In this model, light has a constant speed because it is passed it on at a constant rate. Light waves move forward because every point is a wave source, so the wave-front advances but the backwards spread cancels out, as Huygens proposed (3.1.2). It is also a processing wave that can restart at any point where it overloads the network, in what we call a physical event.
By the same model, an electron is light trapped at a point in a standing wave, so while light moves constantly and occasionally restarts, matter restarts constantly and doesn’t move, on one or more dimensions. A photon then is like a boat with an engine that moves it forward, but matter is like a boat with two engines that oppose, so it stays in one place. Yet even a stationary boat with active engines spreads ripples around itself, so matter has a distribution just as light does.

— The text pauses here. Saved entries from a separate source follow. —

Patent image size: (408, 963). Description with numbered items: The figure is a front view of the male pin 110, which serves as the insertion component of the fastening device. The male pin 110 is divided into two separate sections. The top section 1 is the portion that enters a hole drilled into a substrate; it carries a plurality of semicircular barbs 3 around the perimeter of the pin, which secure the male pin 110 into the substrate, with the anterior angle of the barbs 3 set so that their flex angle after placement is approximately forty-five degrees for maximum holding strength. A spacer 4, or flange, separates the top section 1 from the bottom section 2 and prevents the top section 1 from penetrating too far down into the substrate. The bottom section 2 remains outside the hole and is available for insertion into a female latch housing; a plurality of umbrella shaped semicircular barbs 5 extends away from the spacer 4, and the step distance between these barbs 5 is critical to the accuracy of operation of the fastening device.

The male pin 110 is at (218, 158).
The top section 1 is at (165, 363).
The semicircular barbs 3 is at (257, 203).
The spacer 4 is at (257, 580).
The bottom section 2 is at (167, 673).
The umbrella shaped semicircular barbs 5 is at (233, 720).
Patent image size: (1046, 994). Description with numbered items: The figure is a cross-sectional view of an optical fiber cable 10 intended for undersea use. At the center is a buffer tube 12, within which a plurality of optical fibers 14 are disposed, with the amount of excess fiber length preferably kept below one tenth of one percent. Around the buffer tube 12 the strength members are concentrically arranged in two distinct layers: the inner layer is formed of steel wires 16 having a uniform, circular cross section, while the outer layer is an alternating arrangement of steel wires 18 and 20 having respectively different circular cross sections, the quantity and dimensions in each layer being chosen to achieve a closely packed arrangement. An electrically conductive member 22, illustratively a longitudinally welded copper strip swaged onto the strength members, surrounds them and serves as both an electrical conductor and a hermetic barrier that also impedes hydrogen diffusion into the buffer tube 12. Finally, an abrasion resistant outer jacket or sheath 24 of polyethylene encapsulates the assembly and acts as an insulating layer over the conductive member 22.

Matter then shouldn’t move but it does, and even goes where light can’t. Light from a lamp in a metal box can’t get out but an electron inside an impenetrable Gaussian field can suddenly appear outside it, like a marble in a sealed bottle popping up outside it. Physics calls this quantum tunneling, when matter doesn’t take a path to a destination but instantly arrives there. The electron can’t travel a path through the field around it, so it just teleported out.
How could it do this? Recall that in quantum theory, when a photon reaches a screen, its distribution instantly collapses to a point physical event. A matter point doing the same could then instantly appear anywhere in its distribution, in what we call a teleport. This explains quantum tunneling, as the electron’s distribution can spread beyond an impenetrable field. Note that a photon in a metal box can’t teleport out because its wave front reaches the walls before its distribution spreads beyond it, so it always collapses back inside the box. The same quantum rules apply to matter and light, as both are processing that spreads in diminishing ripples, and can restart anywhere in their distribution, based on its strength at each point.
In summary, light moves by point-to-point transfer and occasionally teleports, but matter only moves by teleport. This explains why light moves inherently but matter doesn’t, but not why the speed of light is constant as matter moves. Why does light from a fast-moving rocket still leave it at the speed of light? Relativity says that matter changes its space, but how could it do that?